What on earth is good about this? In my opinion, it's the fact that it forces us players to acknowledge the futility of demanding optimal. If you apply to a guild and the GM shows concern over your lack of Warforged gear that also has tertiary stats and a socket, it lets you know right away that this is a guild run by someone who lacks perspective. I am reminded of this article by Perculia and Hamlet from the beginning of Mists of Pandaria, addressing the then-panic over the difficulty of obtaining +300 stat food. The thing that was so frustrating about that storm in a teacup was the collective failure to realize that demanding +300 food at the very start of the expansion demonstrated a misunderstanding of priorities in terms of what made an upgrade valuable. Yes, +300 of a stat is more than +275, but the +25 difference was, and currently remains, such a tiny percentage of your overall rating in any given stat as to be utterly meaningless. Optimal is not always practical, and the WoD gear system as we currently understand it reinforces that with the iron hammer of the RNG. Thus, absolve yourself of the perceived obligation to always be optimal. Aim for what upgrades are most practical and useful, instead.

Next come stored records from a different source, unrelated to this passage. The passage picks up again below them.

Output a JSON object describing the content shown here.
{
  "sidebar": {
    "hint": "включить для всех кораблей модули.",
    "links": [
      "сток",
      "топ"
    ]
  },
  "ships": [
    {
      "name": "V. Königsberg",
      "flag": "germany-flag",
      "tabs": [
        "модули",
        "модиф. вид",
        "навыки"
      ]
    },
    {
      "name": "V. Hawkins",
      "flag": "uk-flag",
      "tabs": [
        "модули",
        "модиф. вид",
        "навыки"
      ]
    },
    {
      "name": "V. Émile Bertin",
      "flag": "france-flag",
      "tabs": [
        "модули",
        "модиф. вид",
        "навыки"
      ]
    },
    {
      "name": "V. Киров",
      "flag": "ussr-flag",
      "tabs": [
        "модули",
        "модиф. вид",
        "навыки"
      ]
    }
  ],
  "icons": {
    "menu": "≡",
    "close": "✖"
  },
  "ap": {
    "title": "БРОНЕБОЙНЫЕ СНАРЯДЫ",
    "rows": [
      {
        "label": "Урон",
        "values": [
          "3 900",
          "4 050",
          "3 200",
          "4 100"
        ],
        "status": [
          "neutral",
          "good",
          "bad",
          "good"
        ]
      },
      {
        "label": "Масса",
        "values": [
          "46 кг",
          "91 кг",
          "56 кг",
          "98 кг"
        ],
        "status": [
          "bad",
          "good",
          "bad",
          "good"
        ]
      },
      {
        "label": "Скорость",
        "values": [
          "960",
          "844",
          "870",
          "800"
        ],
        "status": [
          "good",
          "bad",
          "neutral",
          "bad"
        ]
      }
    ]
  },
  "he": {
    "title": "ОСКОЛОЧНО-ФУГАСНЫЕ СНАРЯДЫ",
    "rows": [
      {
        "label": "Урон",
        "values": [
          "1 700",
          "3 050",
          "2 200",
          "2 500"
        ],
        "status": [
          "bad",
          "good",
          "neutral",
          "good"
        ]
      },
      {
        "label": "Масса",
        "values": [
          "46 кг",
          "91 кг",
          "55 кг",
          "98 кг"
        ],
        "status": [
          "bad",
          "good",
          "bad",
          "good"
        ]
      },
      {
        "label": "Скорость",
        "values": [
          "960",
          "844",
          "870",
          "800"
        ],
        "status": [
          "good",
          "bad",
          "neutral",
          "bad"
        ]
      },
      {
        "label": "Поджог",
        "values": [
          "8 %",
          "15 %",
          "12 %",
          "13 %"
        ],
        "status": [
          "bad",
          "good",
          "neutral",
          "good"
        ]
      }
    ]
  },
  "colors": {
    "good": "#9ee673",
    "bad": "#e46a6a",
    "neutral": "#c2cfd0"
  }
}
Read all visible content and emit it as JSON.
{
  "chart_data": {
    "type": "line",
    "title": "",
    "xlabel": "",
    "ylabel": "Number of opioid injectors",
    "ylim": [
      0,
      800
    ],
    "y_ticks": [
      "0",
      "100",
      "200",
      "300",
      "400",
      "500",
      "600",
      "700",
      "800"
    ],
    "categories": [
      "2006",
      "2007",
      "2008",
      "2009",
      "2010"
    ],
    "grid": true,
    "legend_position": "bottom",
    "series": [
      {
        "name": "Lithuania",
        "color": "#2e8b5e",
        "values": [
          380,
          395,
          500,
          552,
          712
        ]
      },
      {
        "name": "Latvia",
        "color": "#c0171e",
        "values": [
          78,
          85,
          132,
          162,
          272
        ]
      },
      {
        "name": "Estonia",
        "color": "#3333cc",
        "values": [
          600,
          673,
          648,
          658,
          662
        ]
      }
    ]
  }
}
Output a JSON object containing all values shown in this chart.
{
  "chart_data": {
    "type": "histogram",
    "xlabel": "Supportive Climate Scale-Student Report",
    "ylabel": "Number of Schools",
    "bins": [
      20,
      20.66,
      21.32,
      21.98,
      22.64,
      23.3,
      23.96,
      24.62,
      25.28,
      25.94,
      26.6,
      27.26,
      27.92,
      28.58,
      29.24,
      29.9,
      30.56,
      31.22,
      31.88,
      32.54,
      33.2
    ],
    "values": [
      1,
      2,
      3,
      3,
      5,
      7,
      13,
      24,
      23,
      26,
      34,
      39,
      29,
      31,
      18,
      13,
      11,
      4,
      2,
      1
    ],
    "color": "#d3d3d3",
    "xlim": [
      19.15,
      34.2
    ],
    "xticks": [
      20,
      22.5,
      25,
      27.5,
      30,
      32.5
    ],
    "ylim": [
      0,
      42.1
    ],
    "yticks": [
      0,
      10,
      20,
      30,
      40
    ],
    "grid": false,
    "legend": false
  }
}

Unfortunately, if the RNG fails you, as it is wont to do, you may be one of the unlucky folks who never gets an enhanced item, or who gets one just before the next raid tier makes it irrelevant. If you raid at a very high level, this could be a problem. What if someone who has been extremely lucky in their gear drops applies for your spot? If you're both of comparable skill, and your guild is mercenary, you could potentially lose your place. I feel like that situation is specific enough so as to be completely irrelevant to the majority of players, but it also seems like the kind of thing that could cause acute misery for some.
At the heart of it all is the fact that the randomized probabilities for gear to posses extra stats or other goodies add to the uncertainty of obtaining loot. Let's be clear: there's always been a degree of uncertainty built into loot drops. Though boss loot tables are fixed, there's no guarantee that what you need will actually show up--just ask anyone who's been farming old raids for mounts or transmog gear. The extra dimension of uncertainty being added in WoD is bound to make people nervous. Games derive a good portion of their fun from randomness and uncertainty, but it's a question of balancing that in a way such that the player doesn't feel like their actions are useless or futile in face of the randomness.
I'm very interested to see how this new system plays out in WoW. How about you? What are your feelings on it?